Miller's system also controls run-off water.
"We built a system where all the water that runs off the fields is diverted around the dairy farm, and all the water that falls on the cattle lots is contained in a lagoon," Miller said.
"That water doesn't leave the farm. It simply evaporates. It doesn't take a lot of management and it gives us the assurance that no contaminated water leaves our facilities."
The manure fertilizer is a big part of a largely self-sufficient farming operation. Miller and his family grow almost all the grain needed to feed the 115 head of Holsteins.
"Raising the feed for the cows comes first for us," Miller said. "We do grow some wheat, but it's mainly for the rotation value and it's the only cash crop we grow."
That's where the manure comes in.
"It's a big thing for us because we can apply it where the corn needs it to grow," Miller said. "We hadn't been testing the ground before this project, though, to know where it's most needed."
Miller acknowledged the need for farmers to be environmentally conscious.
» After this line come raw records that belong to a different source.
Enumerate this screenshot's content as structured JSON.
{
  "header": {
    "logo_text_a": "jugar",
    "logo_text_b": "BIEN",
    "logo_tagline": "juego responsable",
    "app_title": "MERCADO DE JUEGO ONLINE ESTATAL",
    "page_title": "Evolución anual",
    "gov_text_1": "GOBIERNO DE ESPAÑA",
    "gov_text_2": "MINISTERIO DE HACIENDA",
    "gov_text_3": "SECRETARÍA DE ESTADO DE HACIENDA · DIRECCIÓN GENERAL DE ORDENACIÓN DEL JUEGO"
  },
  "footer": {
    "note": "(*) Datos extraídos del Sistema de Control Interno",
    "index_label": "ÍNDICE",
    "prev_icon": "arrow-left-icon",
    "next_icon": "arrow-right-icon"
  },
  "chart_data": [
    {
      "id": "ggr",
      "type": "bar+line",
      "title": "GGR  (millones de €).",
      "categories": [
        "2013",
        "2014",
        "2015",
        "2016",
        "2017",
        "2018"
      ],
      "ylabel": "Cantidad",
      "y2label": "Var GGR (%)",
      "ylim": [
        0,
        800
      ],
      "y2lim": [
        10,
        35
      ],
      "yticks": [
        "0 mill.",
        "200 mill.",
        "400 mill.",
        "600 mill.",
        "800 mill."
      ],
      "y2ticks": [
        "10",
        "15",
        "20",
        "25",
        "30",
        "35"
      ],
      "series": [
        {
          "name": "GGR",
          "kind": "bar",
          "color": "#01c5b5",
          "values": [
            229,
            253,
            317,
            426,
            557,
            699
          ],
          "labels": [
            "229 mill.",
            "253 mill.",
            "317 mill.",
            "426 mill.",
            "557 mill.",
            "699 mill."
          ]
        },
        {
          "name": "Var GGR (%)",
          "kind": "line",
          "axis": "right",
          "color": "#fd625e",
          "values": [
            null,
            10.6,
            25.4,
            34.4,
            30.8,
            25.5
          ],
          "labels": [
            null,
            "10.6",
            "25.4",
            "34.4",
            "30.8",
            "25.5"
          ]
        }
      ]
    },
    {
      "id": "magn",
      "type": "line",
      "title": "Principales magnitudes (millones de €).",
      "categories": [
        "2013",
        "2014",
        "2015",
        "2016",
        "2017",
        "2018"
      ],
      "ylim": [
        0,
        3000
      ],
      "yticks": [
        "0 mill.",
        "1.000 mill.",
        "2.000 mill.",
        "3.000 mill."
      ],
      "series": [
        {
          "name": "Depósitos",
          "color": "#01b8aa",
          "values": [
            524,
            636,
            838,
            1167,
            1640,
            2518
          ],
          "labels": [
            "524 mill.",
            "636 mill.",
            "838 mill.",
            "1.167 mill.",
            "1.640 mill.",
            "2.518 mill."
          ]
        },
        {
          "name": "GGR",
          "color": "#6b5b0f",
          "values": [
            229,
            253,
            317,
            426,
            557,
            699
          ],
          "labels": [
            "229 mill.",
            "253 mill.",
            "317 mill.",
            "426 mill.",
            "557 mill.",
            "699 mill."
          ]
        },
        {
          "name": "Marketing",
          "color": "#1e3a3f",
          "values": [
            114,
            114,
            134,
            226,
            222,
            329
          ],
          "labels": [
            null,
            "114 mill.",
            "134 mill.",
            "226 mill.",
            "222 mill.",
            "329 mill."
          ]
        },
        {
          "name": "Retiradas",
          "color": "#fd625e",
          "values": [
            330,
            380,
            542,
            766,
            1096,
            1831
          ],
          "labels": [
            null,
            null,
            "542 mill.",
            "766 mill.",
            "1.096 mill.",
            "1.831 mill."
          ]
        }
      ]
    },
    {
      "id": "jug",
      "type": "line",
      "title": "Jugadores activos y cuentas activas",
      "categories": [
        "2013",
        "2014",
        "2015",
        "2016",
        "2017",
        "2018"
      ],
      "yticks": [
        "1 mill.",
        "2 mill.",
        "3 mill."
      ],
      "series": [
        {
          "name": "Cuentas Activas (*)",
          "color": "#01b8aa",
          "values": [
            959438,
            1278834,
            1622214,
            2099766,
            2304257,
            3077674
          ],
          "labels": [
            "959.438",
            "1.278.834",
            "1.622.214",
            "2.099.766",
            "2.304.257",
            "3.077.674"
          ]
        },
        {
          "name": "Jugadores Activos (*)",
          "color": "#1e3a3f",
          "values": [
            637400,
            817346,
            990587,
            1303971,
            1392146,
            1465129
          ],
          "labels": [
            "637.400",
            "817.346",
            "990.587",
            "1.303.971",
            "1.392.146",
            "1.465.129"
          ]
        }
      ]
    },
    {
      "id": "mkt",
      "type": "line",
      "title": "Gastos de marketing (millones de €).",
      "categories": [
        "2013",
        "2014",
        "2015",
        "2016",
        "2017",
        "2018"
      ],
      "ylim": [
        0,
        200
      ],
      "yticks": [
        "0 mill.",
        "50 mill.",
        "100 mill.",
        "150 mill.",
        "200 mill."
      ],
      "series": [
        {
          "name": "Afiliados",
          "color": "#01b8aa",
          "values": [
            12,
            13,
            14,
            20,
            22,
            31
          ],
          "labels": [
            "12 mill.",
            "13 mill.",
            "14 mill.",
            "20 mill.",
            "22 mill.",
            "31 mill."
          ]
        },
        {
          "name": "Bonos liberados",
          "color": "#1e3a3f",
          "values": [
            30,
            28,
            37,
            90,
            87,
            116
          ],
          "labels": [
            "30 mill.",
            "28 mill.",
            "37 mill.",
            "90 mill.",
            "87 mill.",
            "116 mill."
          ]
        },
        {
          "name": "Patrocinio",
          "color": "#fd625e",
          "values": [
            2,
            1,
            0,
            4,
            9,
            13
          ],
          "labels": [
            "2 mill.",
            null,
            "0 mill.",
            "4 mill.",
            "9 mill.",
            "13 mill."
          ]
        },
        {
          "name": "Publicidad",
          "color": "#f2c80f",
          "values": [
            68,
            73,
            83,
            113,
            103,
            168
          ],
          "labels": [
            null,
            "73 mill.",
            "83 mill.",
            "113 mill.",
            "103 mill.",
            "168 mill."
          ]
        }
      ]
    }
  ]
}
But he said agriculture is an easy scapegoat for environmentalists.
"I think it's just easier for us to be proactive like this," he said. "It's got to be to our advantage to dialogue with the authorities and work through the regulations that will come anyway, rather than have the regulations handed down to us.
"I'd rather be a part of the process and decide what reasonable regulations are. I'm all for common-sense regulations that will work for producers and for the environment.
"What we're about is producing milk. If we can do that and not pollute the area, then we're happy."
That's the idea, according to a state environmental official.
"People are very concerned about their county, their town," said Bill Har-grove, director of the Kansas Cen-ter of Agricultural Resources and the Environ-ment. "The challenge is to get local people aware of what the issues are, then develop strategies for local partnerships and how to carry out the cleanup plan."